Drew Smyly: New Rays Pitcher, Familiar Number
All eyes–at least all the awake ones–will be on Drew Smyly as he makes his Tampa Bay Rays debut at 10:05 PM tonight. When he does, though, there will be something off, something that makes fans jump a little bit when they first see it: his uniform number. Smyly will wear number 33, the same number with the Rays that he did with the Detroit Tigers. With Rays fans not needing another reason to dislike him after he was a key part of the David Price trade, the fact that he is taking James Shields‘ old number will only amplify the outcry if he does do well.
Who is Drew Smyly supposed to be when he joins the Rays? Joe Maddon and Smyly both gave the simple, cliche answer: Smyly’s own self.
“We want him to be himself,” Maddon said. “He’s been pitching well. We don’t want to get in his way right now.”“You’re not going to replace David Price,” said Smyly. “The Rays made the trade, they wanted me, so I’m going to do the best I can and try to learn from them and get better every game. I’m just doing me.”
At the end of the day, however, who Smyly turns into will mean everything. Will he be the pitcher who had an even 4.00 ERA in 36 starts for the Detroit Tigers the last three years, a decent pitcher but one that makes you cringe at that thought that the Rays traded Price for him? Or does Smyly have something more in tank? It’s ironic that Smyly got Shields’ number because it states a point that many Rays fans would deem mostly accurate: Drew Smyly does not need to be David Price, but he better turn into a very good pitcher–like a Shields–for this trade to look good in the end. Is Smyly capable of doing that?
Drew Smyly joins the Rays as the type of player that they have so rarely seen among their ranks: a good, but not great left-hander starter. Before Erik Bedard and Cesar Ramos this season, the only lefty starting pitchers to start more than one game for the Rays in any year since 2008 were Scott Kazmir, David Price, and Matt Moore. For Smyly, he lacks the stuff of that trio, but the expectations will be just as high. It will be up to Jim Hickey and the Rays coaching staff to help Drew Smyly take the next step as a pitcher and make meeting the lofty hopes everyone has for him within the realm of possibility.

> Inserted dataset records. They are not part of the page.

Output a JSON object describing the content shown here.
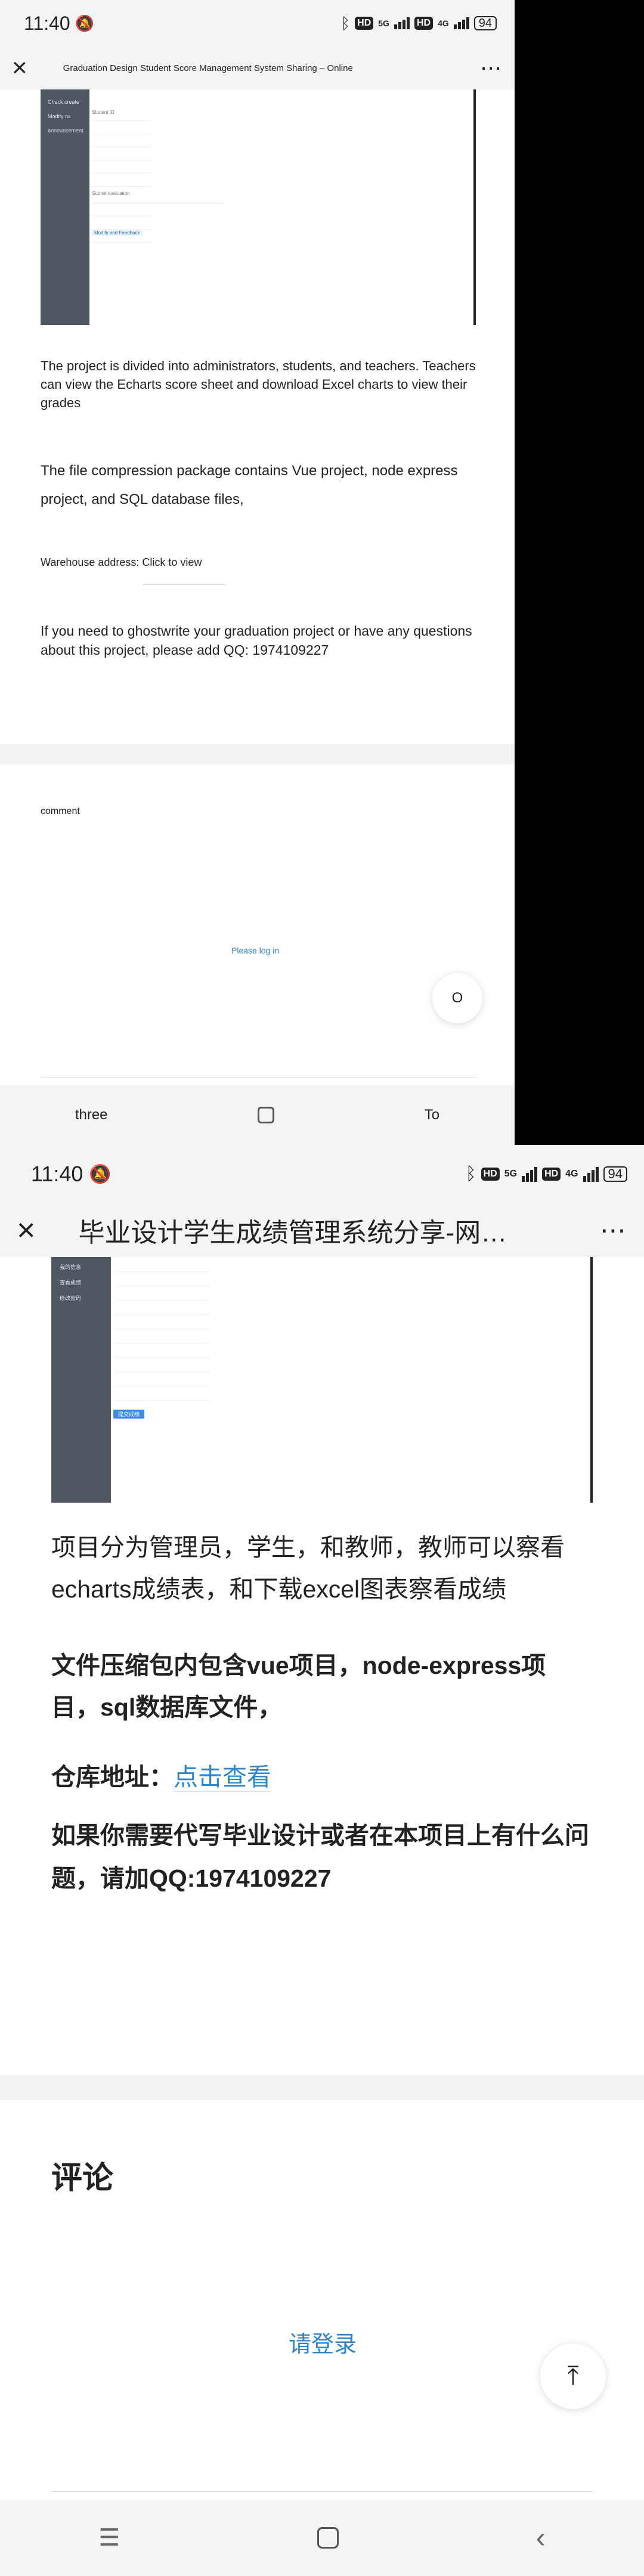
{
  "top": {
    "time": "11:40",
    "network_5g": "5G",
    "network_4g": "4G",
    "hd": "HD",
    "battery": "94",
    "title": "Graduation Design Student Score Management System Sharing – Online",
    "shot_texts": [
      "Check create",
      "Modify ru",
      "announcement",
      "Student ID",
      "Submit evaluation",
      "Modify and Feedback"
    ],
    "p1": "The project is divided into administrators, students, and teachers. Teachers can view the Echarts score sheet and download Excel charts to view their grades",
    "p2": "The file compression package contains Vue project, node express project, and SQL database files,",
    "warehouse": "Warehouse address: Click to view",
    "qq": "If you need to ghostwrite your graduation project or have any questions about this project, please add QQ: 1974109227",
    "comment": "comment",
    "login": "Please log in",
    "fab": "O",
    "nav_left": "three",
    "nav_right": "To"
  },
  "bottom": {
    "time": "11:40",
    "network_5g": "5G",
    "network_4g": "4G",
    "hd": "HD",
    "battery": "94",
    "title": "毕业设计学生成绩管理系统分享-网…",
    "side_items": [
      "我的信息",
      "查看成绩",
      "修改密码"
    ],
    "shot_button": "提交成绩",
    "p1": "项目分为管理员，学生，和教师，教师可以察看echarts成绩表，和下载excel图表察看成绩",
    "p2": "文件压缩包内包含vue项目，node-express项目，sql数据库文件，",
    "warehouse_label": "仓库地址：",
    "warehouse_link": "点击查看",
    "qq": "如果你需要代写毕业设计或者在本项目上有什么问题，请加QQ:1974109227",
    "comment": "评论",
    "login": "请登录",
    "fab": "⤒"
  },
  "colors": {
    "link": "#2f86c7",
    "sidebar": "#4f5862",
    "gap": "#f2f3f5"
  }
}
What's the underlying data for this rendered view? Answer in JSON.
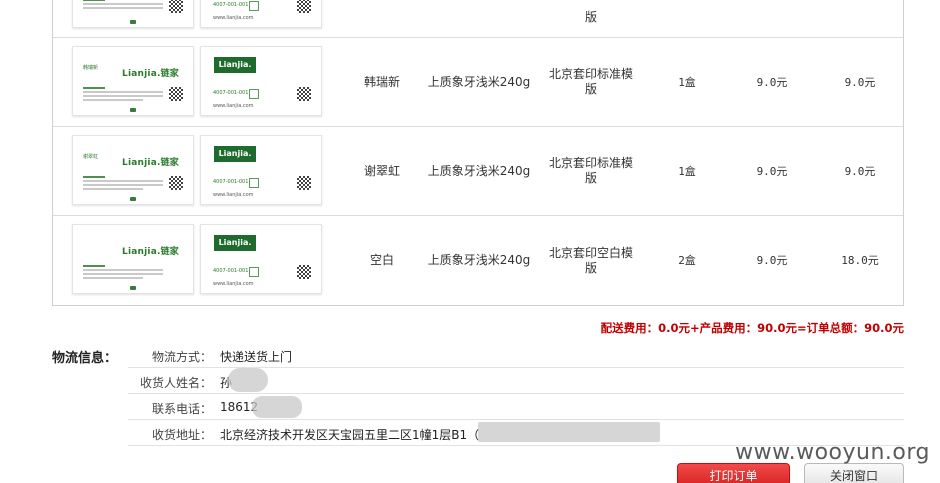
{
  "order": {
    "brand_front": "Lianjia.链家",
    "brand_back": "Lianjia.",
    "back_phone": "4007-001-001",
    "back_url": "www.lianjia.com",
    "partial_row": {
      "template": "版"
    },
    "rows": [
      {
        "name": "韩瑞新",
        "paper": "上质象牙浅米240g",
        "template": "北京套印标准模版",
        "qty": "1盒",
        "unit_price": "9.0元",
        "subtotal": "9.0元"
      },
      {
        "name": "谢翠虹",
        "paper": "上质象牙浅米240g",
        "template": "北京套印标准模版",
        "qty": "1盒",
        "unit_price": "9.0元",
        "subtotal": "9.0元"
      },
      {
        "name": "空白",
        "paper": "上质象牙浅米240g",
        "template": "北京套印空白模版",
        "qty": "2盒",
        "unit_price": "9.0元",
        "subtotal": "18.0元"
      }
    ]
  },
  "totals": {
    "text": "配送费用：0.0元+产品费用：90.0元=订单总额：90.0元",
    "color": "#c00000"
  },
  "logistics": {
    "title": "物流信息：",
    "fields": [
      {
        "label": "物流方式：",
        "value": "快递送货上门"
      },
      {
        "label": "收货人姓名：",
        "value": "孙"
      },
      {
        "label": "联系电话：",
        "value": "18612"
      },
      {
        "label": "收货地址：",
        "value": "北京经济技术开发区天宝园五里二区1幢1层B1（"
      }
    ]
  },
  "buttons": {
    "print": "打印订单",
    "close": "关闭窗口",
    "print_color": "#e02b2b"
  },
  "watermark": "www.wooyun.org"
}
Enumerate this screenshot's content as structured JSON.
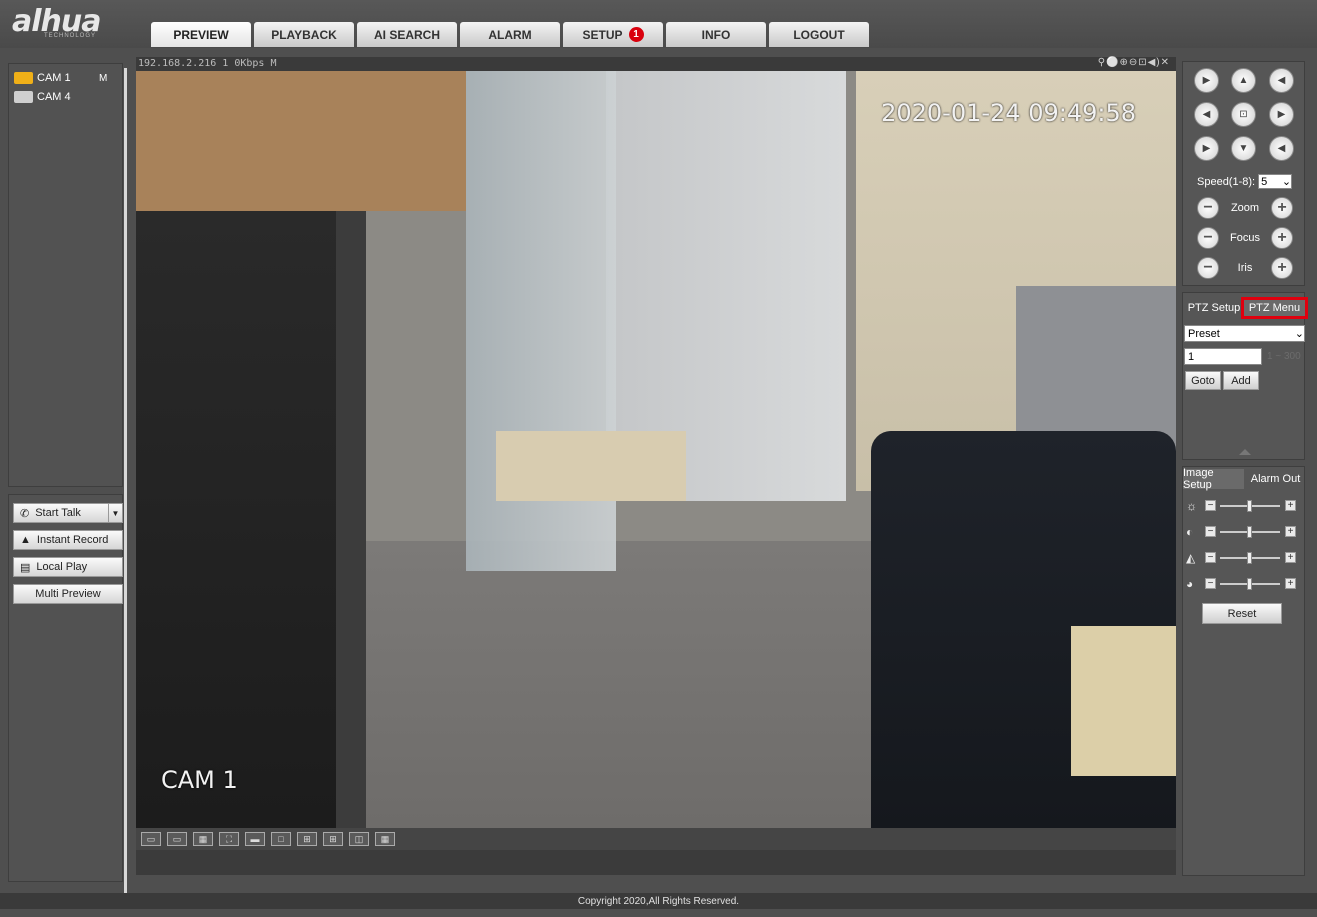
{
  "header": {
    "logo": "alhua",
    "logo_sub": "TECHNOLOGY",
    "tabs": [
      {
        "label": "PREVIEW",
        "active": true
      },
      {
        "label": "PLAYBACK"
      },
      {
        "label": "AI SEARCH"
      },
      {
        "label": "ALARM"
      },
      {
        "label": "SETUP",
        "badge": "1"
      },
      {
        "label": "INFO"
      },
      {
        "label": "LOGOUT"
      }
    ]
  },
  "cameras": [
    {
      "label": "CAM 1",
      "stream": "M",
      "icon": "camera-active-icon"
    },
    {
      "label": "CAM 4",
      "icon": "camera-icon"
    }
  ],
  "controls": {
    "start_talk": "Start Talk",
    "instant_record": "Instant Record",
    "local_play": "Local Play",
    "multi_preview": "Multi Preview"
  },
  "video": {
    "info": "192.168.2.216 1 0Kbps M",
    "tools": "⚲⚪⊕⊖⊡◀)✕",
    "timestamp": "2020-01-24 09:49:58",
    "cam_label": "CAM 1"
  },
  "ptz": {
    "speed_label": "Speed(1-8):",
    "speed_value": "5",
    "zoom": "Zoom",
    "focus": "Focus",
    "iris": "Iris"
  },
  "preset": {
    "tab_setup": "PTZ Setup",
    "tab_menu": "PTZ Menu",
    "mode": "Preset",
    "value": "1",
    "range": "1 ~ 300",
    "goto": "Goto",
    "add": "Add"
  },
  "image": {
    "tab_setup": "Image Setup",
    "tab_alarm": "Alarm Out",
    "reset": "Reset",
    "sliders": [
      {
        "icon": "brightness-icon",
        "level": 0.5
      },
      {
        "icon": "contrast-icon",
        "level": 0.5
      },
      {
        "icon": "saturation-icon",
        "level": 0.5
      },
      {
        "icon": "hue-icon",
        "level": 0.5
      }
    ]
  },
  "footer": {
    "copyright": "Copyright 2020,All Rights Reserved."
  }
}
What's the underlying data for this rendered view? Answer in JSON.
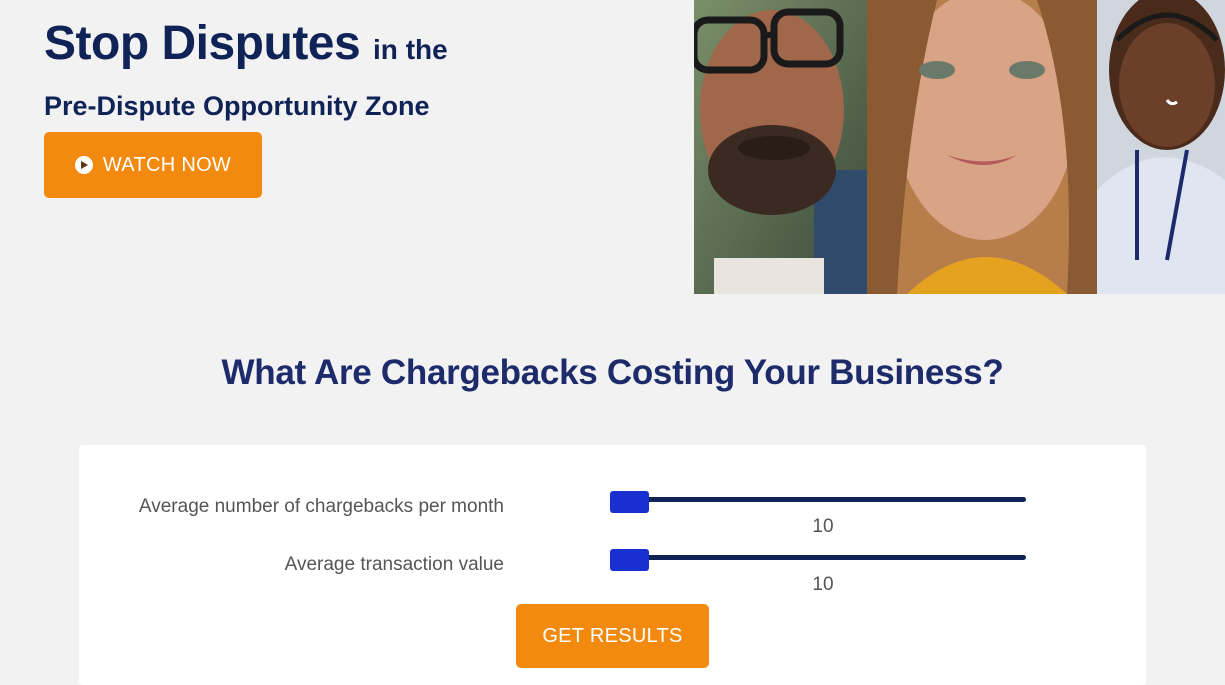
{
  "hero": {
    "title_main": "Stop Disputes",
    "title_tail": "in the",
    "subtitle": "Pre-Dispute Opportunity Zone",
    "watch_button": "WATCH NOW",
    "icon": "play-circle-icon"
  },
  "calculator": {
    "heading": "What Are Chargebacks Costing Your Business?",
    "fields": [
      {
        "label": "Average number of chargebacks per month",
        "value": "10"
      },
      {
        "label": "Average transaction value",
        "value": "10"
      }
    ],
    "submit_button": "GET RESULTS"
  },
  "colors": {
    "accent_orange": "#f38a10",
    "navy": "#0f2357",
    "heading_blue": "#1d2b6b",
    "slider_thumb": "#1a2fd0",
    "page_bg": "#f2f2f2"
  }
}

Andrew Friedman and the Tampa Bay Rays saw talent in Drew Smyly. They saw a pitcher with a fastball that he has commanded better each of the last three years, going from a 0.66-to-1 groundball to flyball ratio in 2012 according to Brooks Baseball to a 1.20-to-1 ratio this season. They saw a pitcher with an excellent curveball with sharp downward break, quite possibly the best on the staff the moment he joined the rotation. Only Chris Archer boasts a better breaking ball–his slider–among the Rays’ current starters. Then he has his cutter, a pitch that the Rays have not explored much except with the pitcher with whom Smyly will be linked forever: Price. Smyly uses the pitch quite effectively, and, in sharp contrast to Price, he uses the pitch more to lefty batters than to righties. Finally, there is the offering that Smyly is lacking: an effective changeup. Could the Rays teach him one and change his fate as a pitcher in the process? There is reason for optimism regarding Drew Smyly’s arsenal and the Rays believe that they are getting a very good pitcher. It will be a challenge, however, for Smyly to live up to the billing of a key piece from the David Price trade and the wearer of James Shields’ number 33, and we will have to see how close he can come.